Есть хотя бы один человек, который никогда не попрекнул другого человека? Есть такой, который не вспоминает? Который не разыгрывает оскорблённую невинность?
А если и есть?
В чём-то выгода? Забыть ничего нельзя. Воображение отбросит, воображение расколет на куски все понятия. Потом попытается склеить, потом оно ужаснётся тому, что получилось. Ничто не возвращается в том виде, в каком прежде блистало. Что-то упущенным окажется.
Нет у природы прямых углов. Всё она скругляет.

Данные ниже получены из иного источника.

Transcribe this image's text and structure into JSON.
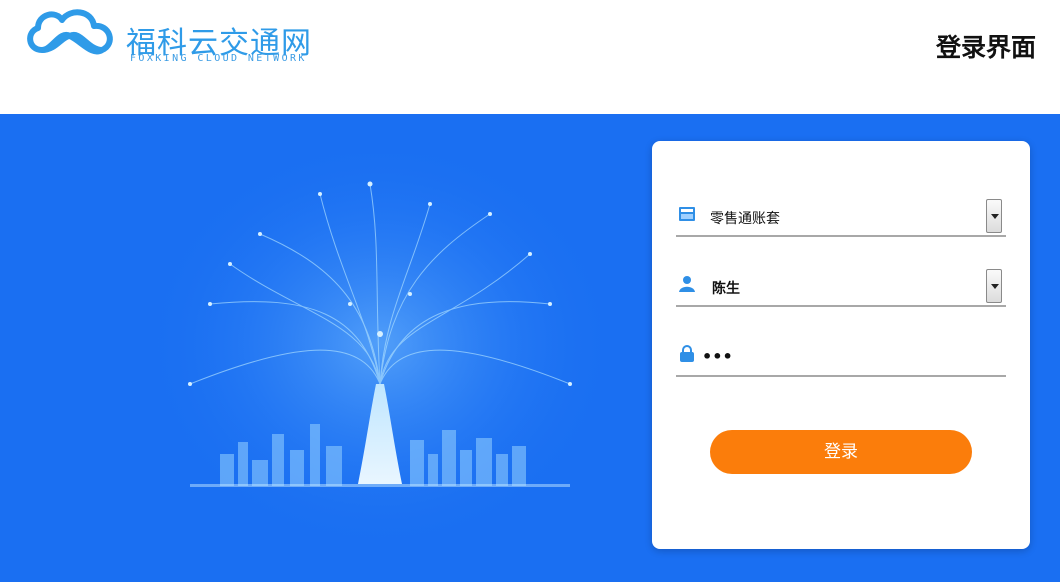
{
  "header": {
    "logo_cn": "福科云交通网",
    "logo_en": "FOXKING CLOUD NETWORK",
    "page_title": "登录界面"
  },
  "login": {
    "account_set": {
      "value": "零售通账套",
      "icon": "store-icon"
    },
    "username": {
      "value": "陈生",
      "icon": "user-icon"
    },
    "password": {
      "value": "•••",
      "icon": "lock-icon"
    },
    "submit_label": "登录"
  },
  "colors": {
    "brand_blue": "#2f9be8",
    "banner_blue": "#1a6ff2",
    "button_orange": "#fb7d0b"
  }
}
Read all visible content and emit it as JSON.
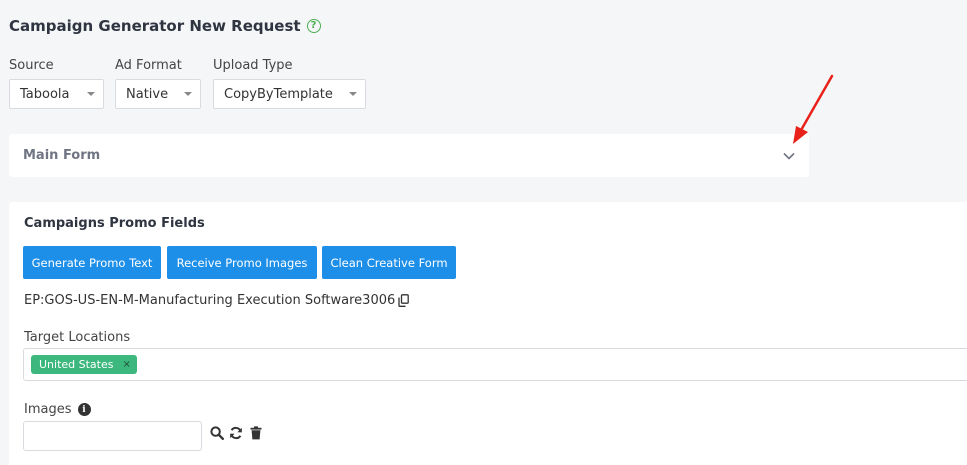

Скоро должно что-то произойти. Но «скоро» может тянуться секунду, день, год. Оно может длиться месяц. Скоро – всегда будущее. Как можно представить будущее?
Одно от другого промежуток отделяет. Что представляет собой этот промежуток – барьер, стену с множеством ячеек, вырытую яму, доску с инструкциями, как поступать в тот или другой момент? Давно понять надо, что ничто не имеет значения. Пока теплится надежда, времени не существует.
Пустота – это, скорее всего, провал между гребнями двух огромных волн. Пустотой нужно упиться. Пустота – путы в душе.
Удобство не то слово, которое суть отображает. Не всегда для той или иной ситуации, для той или иной вещи можно в загашнике отыскать определение.
Скорее не для удобства, а для покоя и уверенности, для обладания внутренний голос человека выкрикивает, монотонно произносит, напоминает об одном и том же. Внутренний голос заставляет пускаться в праздные размышления.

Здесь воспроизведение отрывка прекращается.